Pascal Quignard, Lettre à Dominique Rabaté, Revue Europe, 2010

La liberté

Dans le verbe grec eleusomai (aller où on veut) revivent les bêtes sauvages, en opposition aux animaux domestiques entourés de barrières, de murets, de fils de fer barbelés, de frontières.

C’est ainsi que l’étymologie du grec eleutheros (to elthein opou erâ) rejoint celle du mot français sauvage.

Le français sauvage se décompose en latin soli-vagus, qui erre en solitaire.

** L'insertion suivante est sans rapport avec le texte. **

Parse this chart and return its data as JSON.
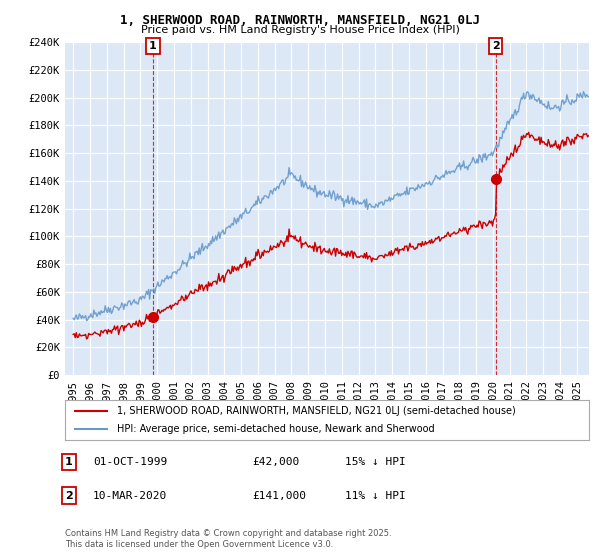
{
  "title": "1, SHERWOOD ROAD, RAINWORTH, MANSFIELD, NG21 0LJ",
  "subtitle": "Price paid vs. HM Land Registry's House Price Index (HPI)",
  "legend_label_red": "1, SHERWOOD ROAD, RAINWORTH, MANSFIELD, NG21 0LJ (semi-detached house)",
  "legend_label_blue": "HPI: Average price, semi-detached house, Newark and Sherwood",
  "footer": "Contains HM Land Registry data © Crown copyright and database right 2025.\nThis data is licensed under the Open Government Licence v3.0.",
  "annotation1_label": "1",
  "annotation1_date": "01-OCT-1999",
  "annotation1_price": "£42,000",
  "annotation1_hpi": "15% ↓ HPI",
  "annotation2_label": "2",
  "annotation2_date": "10-MAR-2020",
  "annotation2_price": "£141,000",
  "annotation2_hpi": "11% ↓ HPI",
  "sale1_x": 1999.75,
  "sale1_y": 42000,
  "sale2_x": 2020.17,
  "sale2_y": 141000,
  "ylim": [
    0,
    240000
  ],
  "yticks": [
    0,
    20000,
    40000,
    60000,
    80000,
    100000,
    120000,
    140000,
    160000,
    180000,
    200000,
    220000,
    240000
  ],
  "ytick_labels": [
    "£0",
    "£20K",
    "£40K",
    "£60K",
    "£80K",
    "£100K",
    "£120K",
    "£140K",
    "£160K",
    "£180K",
    "£200K",
    "£220K",
    "£240K"
  ],
  "xlim": [
    1994.5,
    2025.7
  ],
  "xticks": [
    1995,
    1996,
    1997,
    1998,
    1999,
    2000,
    2001,
    2002,
    2003,
    2004,
    2005,
    2006,
    2007,
    2008,
    2009,
    2010,
    2011,
    2012,
    2013,
    2014,
    2015,
    2016,
    2017,
    2018,
    2019,
    2020,
    2021,
    2022,
    2023,
    2024,
    2025
  ],
  "color_red": "#cc0000",
  "color_blue": "#6699cc",
  "color_vline": "#cc0000",
  "bg_color": "#dce8f5",
  "grid_color": "#ffffff",
  "outer_bg": "#f0f0f0"
}
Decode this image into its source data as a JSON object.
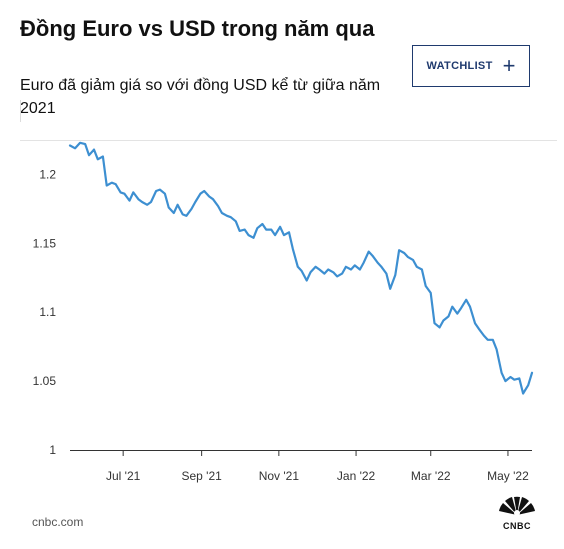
{
  "header": {
    "title": "Đồng Euro vs USD trong năm qua",
    "subtitle": "Euro đã giảm giá so với đồng USD kể từ giữa năm 2021"
  },
  "watchlist_button": {
    "label": "WATCHLIST",
    "icon": "plus-icon"
  },
  "footer": {
    "source": "cnbc.com",
    "logo": "CNBC"
  },
  "colors": {
    "line": "#3d8fd1",
    "button_border": "#1f3a6e"
  },
  "chart_data": {
    "type": "line",
    "title": "",
    "xlabel": "",
    "ylabel": "",
    "ylim": [
      1.0,
      1.225
    ],
    "xlim": [
      "2021-05-20",
      "2022-05-20"
    ],
    "grid": false,
    "y_ticks": [
      1.0,
      1.05,
      1.1,
      1.15,
      1.2
    ],
    "y_tick_labels": [
      "1",
      "1.05",
      "1.1",
      "1.15",
      "1.2"
    ],
    "x_ticks": [
      "2021-07-01",
      "2021-09-01",
      "2021-11-01",
      "2022-01-01",
      "2022-03-01",
      "2022-05-01"
    ],
    "x_tick_labels": [
      "Jul '21",
      "Sep '21",
      "Nov '21",
      "Jan '22",
      "Mar '22",
      "May '22"
    ],
    "series": [
      {
        "x": [
          "2021-05-20",
          "2021-05-24",
          "2021-05-28",
          "2021-06-01",
          "2021-06-04",
          "2021-06-08",
          "2021-06-11",
          "2021-06-15",
          "2021-06-18",
          "2021-06-22",
          "2021-06-25",
          "2021-06-29",
          "2021-07-02",
          "2021-07-06",
          "2021-07-09",
          "2021-07-13",
          "2021-07-16",
          "2021-07-20",
          "2021-07-23",
          "2021-07-27",
          "2021-07-30",
          "2021-08-03",
          "2021-08-06",
          "2021-08-10",
          "2021-08-13",
          "2021-08-17",
          "2021-08-20",
          "2021-08-24",
          "2021-08-27",
          "2021-08-31",
          "2021-09-03",
          "2021-09-07",
          "2021-09-10",
          "2021-09-14",
          "2021-09-17",
          "2021-09-21",
          "2021-09-24",
          "2021-09-28",
          "2021-10-01",
          "2021-10-05",
          "2021-10-08",
          "2021-10-12",
          "2021-10-15",
          "2021-10-19",
          "2021-10-22",
          "2021-10-26",
          "2021-10-29",
          "2021-11-02",
          "2021-11-05",
          "2021-11-09",
          "2021-11-12",
          "2021-11-16",
          "2021-11-19",
          "2021-11-23",
          "2021-11-26",
          "2021-11-30",
          "2021-12-03",
          "2021-12-07",
          "2021-12-10",
          "2021-12-14",
          "2021-12-17",
          "2021-12-21",
          "2021-12-24",
          "2021-12-28",
          "2021-12-31",
          "2022-01-04",
          "2022-01-07",
          "2022-01-11",
          "2022-01-14",
          "2022-01-18",
          "2022-01-21",
          "2022-01-25",
          "2022-01-28",
          "2022-02-01",
          "2022-02-04",
          "2022-02-08",
          "2022-02-11",
          "2022-02-15",
          "2022-02-18",
          "2022-02-22",
          "2022-02-25",
          "2022-03-01",
          "2022-03-04",
          "2022-03-08",
          "2022-03-11",
          "2022-03-15",
          "2022-03-18",
          "2022-03-22",
          "2022-03-25",
          "2022-03-29",
          "2022-04-01",
          "2022-04-05",
          "2022-04-08",
          "2022-04-12",
          "2022-04-15",
          "2022-04-19",
          "2022-04-22",
          "2022-04-26",
          "2022-04-29",
          "2022-05-03",
          "2022-05-06",
          "2022-05-10",
          "2022-05-13",
          "2022-05-17",
          "2022-05-20"
        ],
        "values": [
          1.221,
          1.219,
          1.223,
          1.222,
          1.214,
          1.218,
          1.211,
          1.213,
          1.192,
          1.194,
          1.193,
          1.187,
          1.186,
          1.181,
          1.187,
          1.182,
          1.18,
          1.178,
          1.18,
          1.188,
          1.189,
          1.186,
          1.176,
          1.172,
          1.178,
          1.171,
          1.17,
          1.175,
          1.18,
          1.186,
          1.188,
          1.184,
          1.182,
          1.177,
          1.172,
          1.17,
          1.169,
          1.166,
          1.159,
          1.16,
          1.156,
          1.154,
          1.161,
          1.164,
          1.16,
          1.16,
          1.156,
          1.162,
          1.156,
          1.158,
          1.146,
          1.133,
          1.13,
          1.123,
          1.129,
          1.133,
          1.131,
          1.128,
          1.131,
          1.129,
          1.126,
          1.128,
          1.133,
          1.131,
          1.134,
          1.131,
          1.136,
          1.144,
          1.141,
          1.136,
          1.133,
          1.128,
          1.117,
          1.127,
          1.145,
          1.143,
          1.14,
          1.138,
          1.133,
          1.131,
          1.119,
          1.114,
          1.092,
          1.089,
          1.094,
          1.097,
          1.104,
          1.099,
          1.103,
          1.109,
          1.104,
          1.092,
          1.088,
          1.083,
          1.08,
          1.08,
          1.073,
          1.056,
          1.05,
          1.053,
          1.051,
          1.052,
          1.041,
          1.047,
          1.056
        ]
      }
    ]
  }
}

Qu’est-ce que la liberté ? Ce qui sonne le rappel à la sauvagerie source. Car les petits enfants étaient comme des chats. Sauvagerie dont la domestication laisse la nostalgie à tout enfant que l’obéissance involontaire au sein de la famille et que la servitude volontaire de l’éducation ont repoussé d’abord dans l’admiration, ensuite dans le dressage puéril, enfin dans la honte de l’esclavage. Telle est en latin la feritas, l’état de bête sauvage, qui a donné en français le mot fierté de la même façon que le soli-vagari des félins, des sangliers, des cerfs a donné en français le mot sauvagerie.

La liberté humaine rejoint cette déprise déjà animale des solitaires à l’égard des hordes ou des bandes.